The reheating constraints to natural inflation in Horndeski gravity

TL;DR

This paper explores how reheating influences natural inflation predictions within Horndeski gravity, showing that derivative interactions suppress tensor-to-scalar ratios and align models with observational data, with reheating parameters affecting inflation duration.

Contribution

It demonstrates that incorporating reheating effects in Horndeski gravity naturally inflation models constrains inflation duration and tensor-to-scalar ratios, improving consistency with observations.

Findings

Tensor-to-scalar ratio $r$ is suppressed due to derivative self-interactions.

Natural inflation becomes compatible with data for certain model parameters.

Reheating parameters significantly influence the inflation duration and temperature.

Abstract

For the subclass of Horndeski theory of gravity, we investigate the effects of reheating on the predictions of natural inflation. In the presence of derivative self-interaction of a scalar field and its kinetic coupling to the Einstein tensor, the gravitational friction to inflaton dynamics is enhanced. As a result, the tensor-to-scalar ratio $r$ is suppressed. We place the observational constraints on a natural inflation model and show that the model is now consistent with the observational data for some plausible range of the model parameter $\Delta$, mainly due to the suppressed tensor-to-scalar ratio. To be consistent with the data at the $1\sigma$ ($68\%$ confidence) level, a slightly longer $N_k\gtrsim60$ duration of inflation than usually assumed is preferred.

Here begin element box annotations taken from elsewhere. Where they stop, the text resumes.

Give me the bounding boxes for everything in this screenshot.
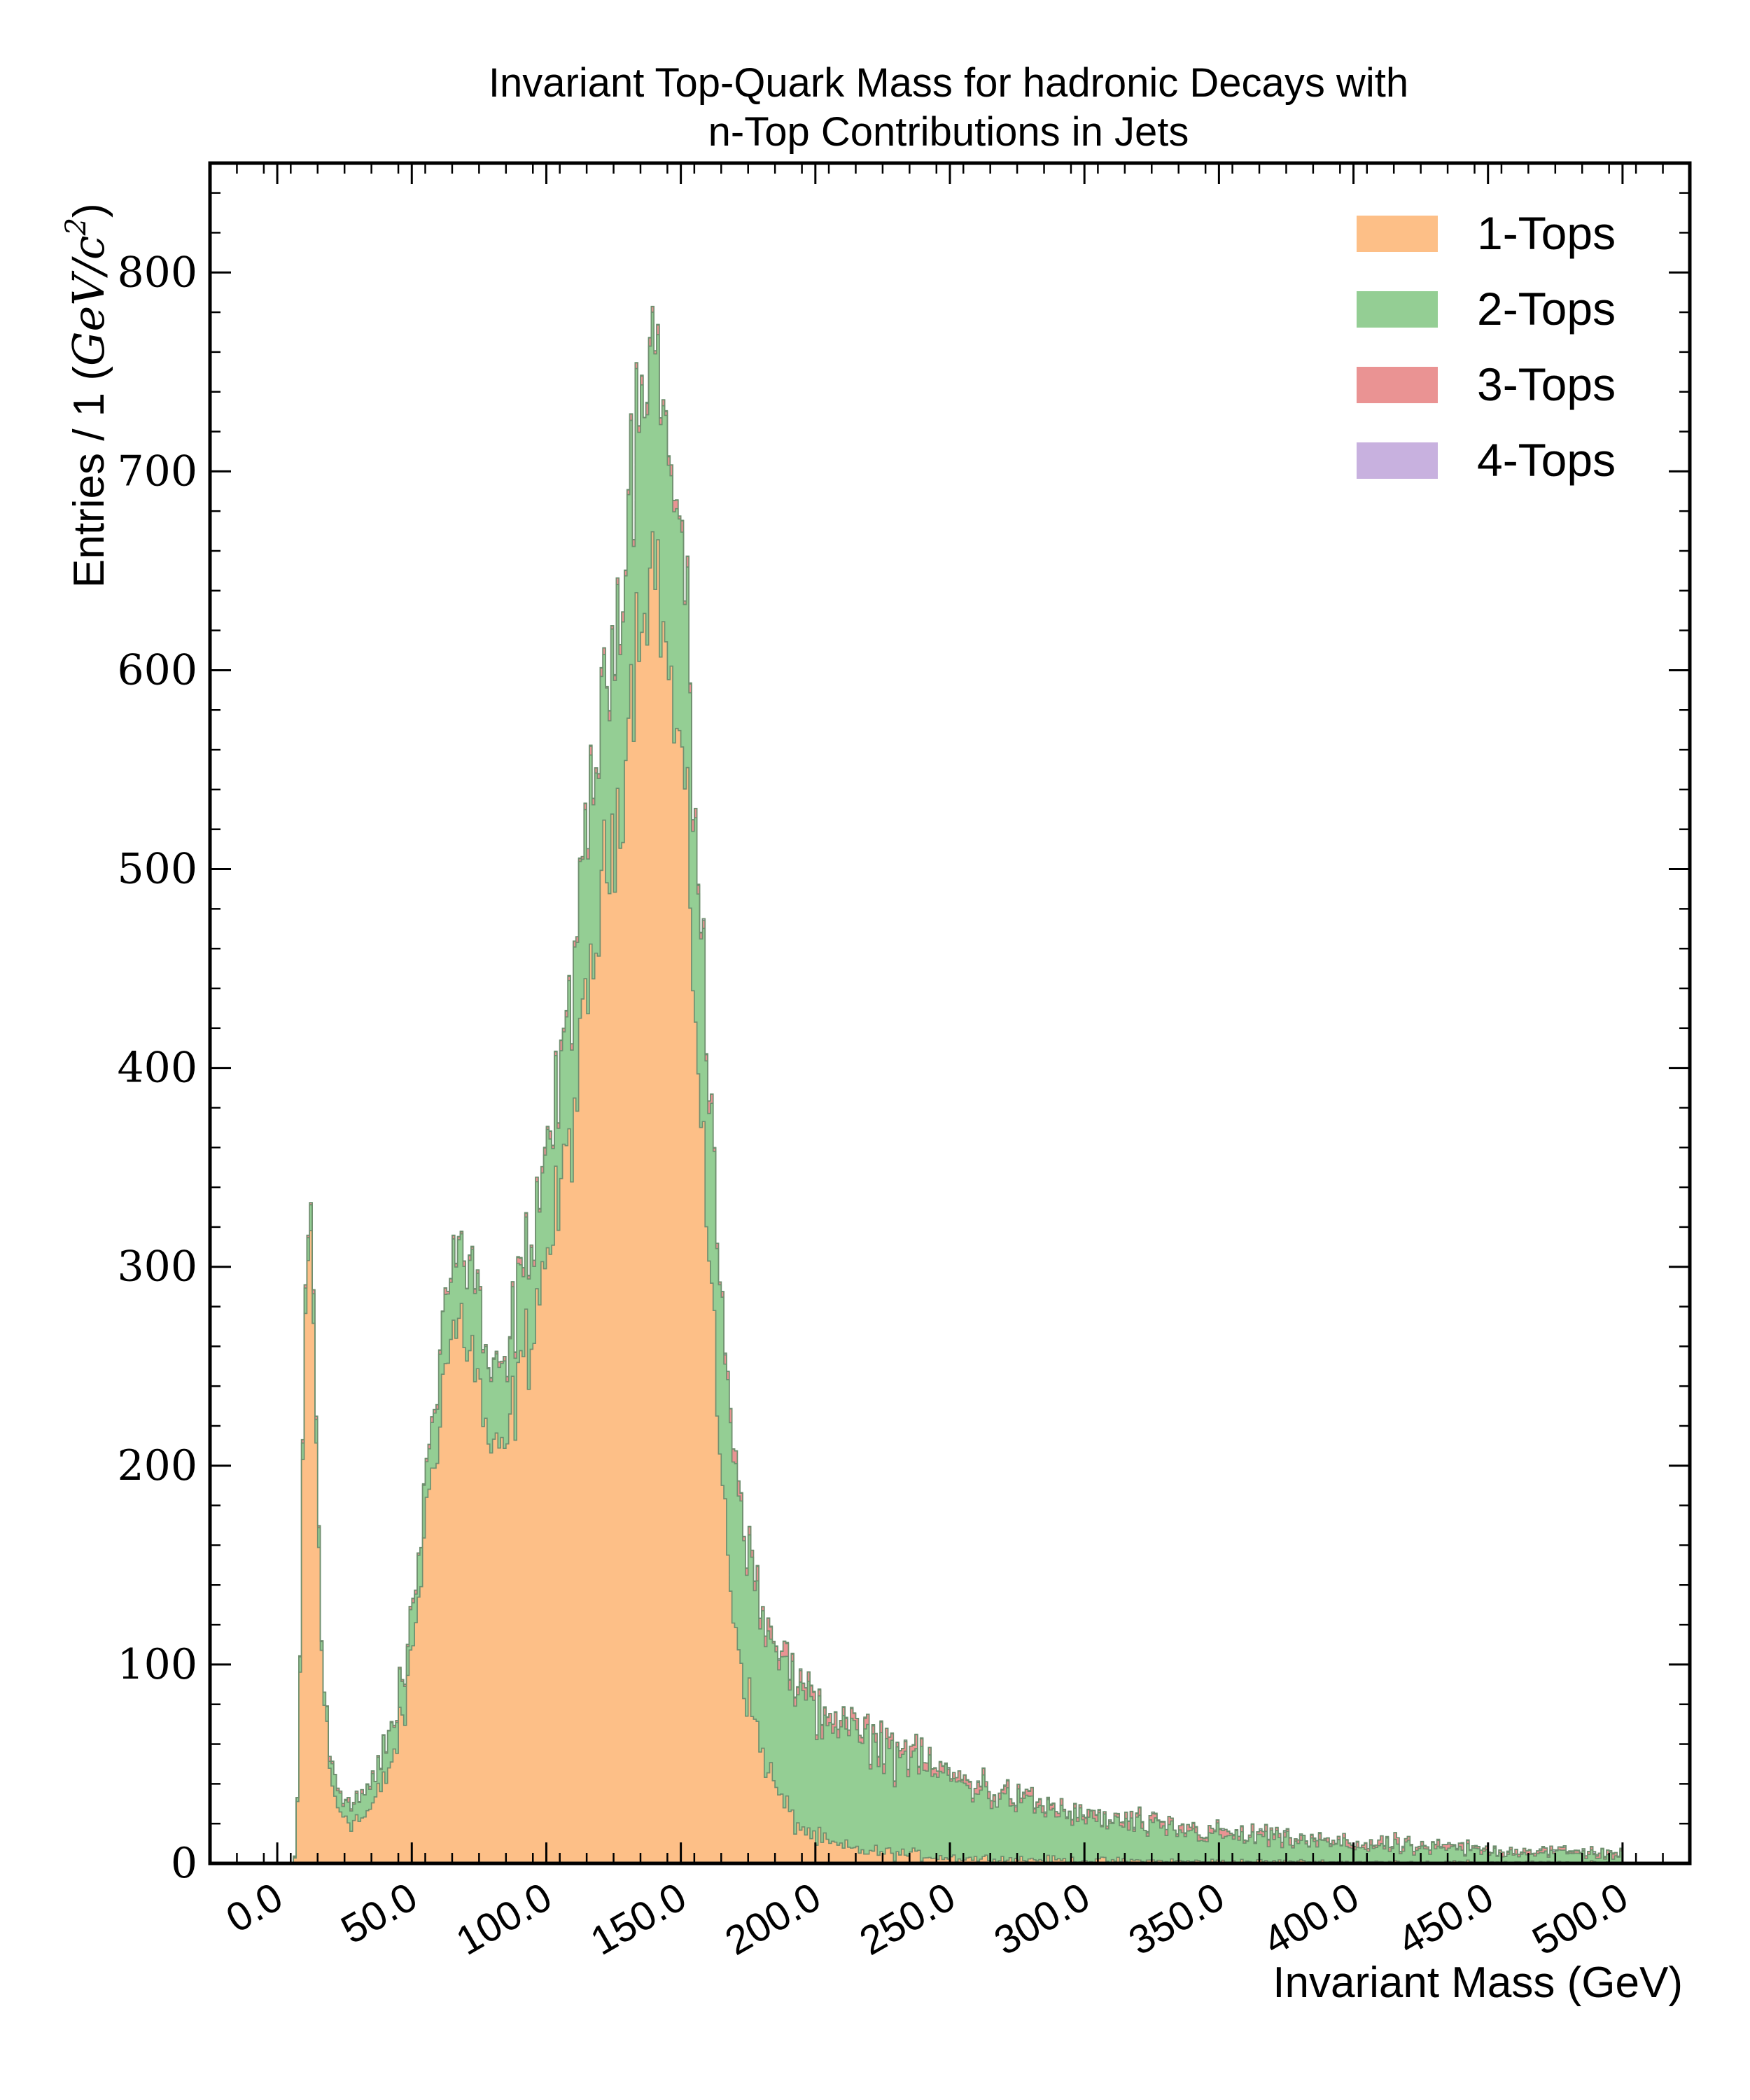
series-4-tops-area xyxy=(277,305,1623,1864)
y-axis-label-text: Entries / 1 ( xyxy=(65,366,113,588)
legend-label-3-tops: 3-Tops xyxy=(1477,358,1616,410)
y-tick-label: 400 xyxy=(117,1044,197,1093)
y-axis-label-close: ) xyxy=(65,203,113,218)
legend-swatch-4-tops xyxy=(1357,442,1438,479)
y-axis-label-unit: GeV/c xyxy=(63,235,114,366)
legend-label-1-tops: 1-Tops xyxy=(1477,207,1616,259)
x-axis-label: Invariant Mass (GeV) xyxy=(1273,1959,1683,2007)
y-axis-label: Entries / 1 (GeV/c2) xyxy=(60,203,114,588)
y-tick-label: 100 xyxy=(117,1640,197,1689)
legend: 1-Tops 2-Tops 3-Tops 4-Tops xyxy=(1357,207,1616,486)
y-tick-label: 500 xyxy=(117,845,197,894)
y-tick-label: 0 xyxy=(171,1839,197,1888)
legend-label-2-tops: 2-Tops xyxy=(1477,283,1616,335)
legend-label-4-tops: 4-Tops xyxy=(1477,434,1616,486)
plot-frame xyxy=(208,161,1692,1865)
y-tick-label: 600 xyxy=(117,645,197,694)
chart-title-line-2: n-Top Contributions in Jets xyxy=(708,109,1189,155)
legend-swatch-3-tops xyxy=(1357,367,1438,403)
y-tick-label: 700 xyxy=(117,447,197,496)
legend-swatch-2-tops xyxy=(1357,291,1438,328)
y-axis-label-sup: 2 xyxy=(60,218,92,236)
legend-swatch-1-tops xyxy=(1357,216,1438,252)
y-tick-label: 200 xyxy=(117,1441,197,1490)
chart-title-line-1: Invariant Top-Quark Mass for hadronic De… xyxy=(489,60,1408,106)
y-tick-label: 300 xyxy=(117,1242,197,1292)
y-tick-label: 800 xyxy=(117,248,197,297)
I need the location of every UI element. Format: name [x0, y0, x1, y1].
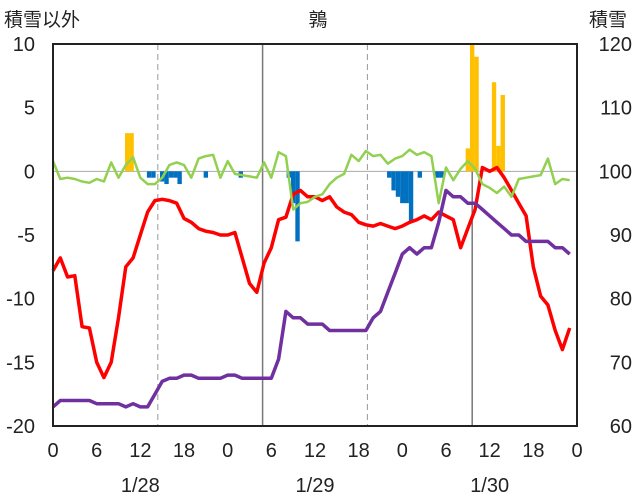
right-tick-label: 100	[599, 161, 632, 183]
x-tick-label: 12	[479, 440, 501, 462]
x-tick-label: 18	[522, 440, 544, 462]
left-axis-title: 積雪以外	[4, 9, 80, 31]
x-tick-label: 0	[222, 440, 233, 462]
series-line	[51, 188, 571, 409]
bar	[491, 82, 497, 172]
x-tick-label: 6	[440, 440, 451, 462]
right-tick-label: 90	[610, 225, 632, 247]
bar	[435, 171, 440, 178]
left-tick-label: 0	[24, 161, 35, 183]
left-tick-label: -10	[6, 289, 35, 311]
left-tick-label: 10	[13, 34, 35, 56]
bar	[474, 56, 479, 172]
right-tick-label: 110	[600, 98, 632, 120]
x-tick-label: 6	[91, 440, 102, 462]
bar	[417, 171, 422, 178]
bar	[387, 171, 392, 178]
right-tick-label: 60	[610, 416, 632, 438]
right-axis-title: 積雪	[589, 9, 627, 31]
bar	[408, 171, 414, 223]
right-tick-label: 120	[599, 34, 632, 56]
bar-series	[125, 44, 505, 242]
date-label: 1/29	[296, 475, 335, 497]
bar	[177, 171, 182, 185]
plot-frame	[52, 43, 578, 427]
bar	[168, 171, 174, 178]
left-tick-label: -20	[6, 416, 35, 438]
bar	[391, 171, 396, 191]
chart-title: 鶉	[308, 9, 327, 31]
bar	[500, 94, 505, 172]
date-labels: 1/28 1/29 1/30	[121, 475, 509, 497]
left-axis-ticks: 10 5 0 -5 -10 -15 -20	[6, 34, 35, 438]
bar	[439, 171, 444, 178]
bar	[173, 171, 178, 178]
x-tick-label: 0	[397, 440, 408, 462]
line-series	[51, 148, 572, 409]
bar	[404, 171, 409, 204]
right-axis-ticks: 120 110 100 90 80 70 60	[599, 34, 632, 438]
bar	[496, 145, 501, 172]
bar	[164, 171, 169, 185]
bar	[203, 171, 209, 178]
bar	[129, 133, 134, 172]
series-line	[51, 148, 570, 211]
x-tick-label: 12	[129, 440, 151, 462]
left-tick-label: 5	[24, 98, 35, 120]
right-tick-label: 80	[610, 289, 632, 311]
bar	[151, 171, 156, 178]
x-axis-ticks: 0 6 12 18 0 6 12 18 0 6 12 18 0	[47, 440, 582, 462]
x-tick-label: 18	[348, 440, 370, 462]
date-label: 1/28	[121, 475, 160, 497]
bar	[290, 171, 296, 204]
bar	[400, 171, 405, 204]
right-tick-label: 70	[610, 352, 632, 374]
x-tick-label: 12	[304, 440, 326, 462]
x-tick-label: 18	[173, 440, 195, 462]
bar	[146, 171, 152, 178]
left-tick-label: -5	[17, 225, 35, 247]
x-tick-label: 0	[47, 440, 58, 462]
x-tick-label: 0	[571, 440, 582, 462]
x-tick-label: 6	[266, 440, 277, 462]
bar	[395, 171, 401, 197]
date-label: 1/30	[470, 475, 509, 497]
bar	[470, 44, 475, 172]
left-tick-label: -15	[6, 352, 35, 374]
bar	[125, 133, 130, 172]
series-line	[51, 165, 572, 380]
grid-lines	[53, 44, 577, 426]
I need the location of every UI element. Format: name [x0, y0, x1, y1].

Since the duration of inflation, for any specific inflaton potential, is related to reheating parameters, including the duration $N_{re}$, temperature $T_{re}$, and equation-of-state $\omega_{re}$ parameter during reheating, we imposed the effects of reheating to the inflationary predictions to put further constraints. The results show that the duration of inflation $N_k$ is affected by considerations of reheating, mainly by the $\omega_{re}$ and $T_{re}$ parameters. If reheating occurs instantaneously for which $N_{re}=0$ and $\omega_{re}=1/3$, the duration of inflation is estimated to be $N_k\simeq57$, where the exact value is less sensitive to the model parameter $\Delta$ compatible with the CMB data. The duration of inflation is longer (or shorter) than $N_k\simeq57$ for the equation of state larger (or smaller) than 1/3 hence $N_{re}\neq0$. The maximum temperature at the end of reheating is $T_{re}^\text{max}\simeq3\times 10^{15}$ GeV, which corresponds to the instantaneous reheating. The low reheating temperature, as low as a few MeV, is also possible when $\omega_{re}$ is closer to $1/3$.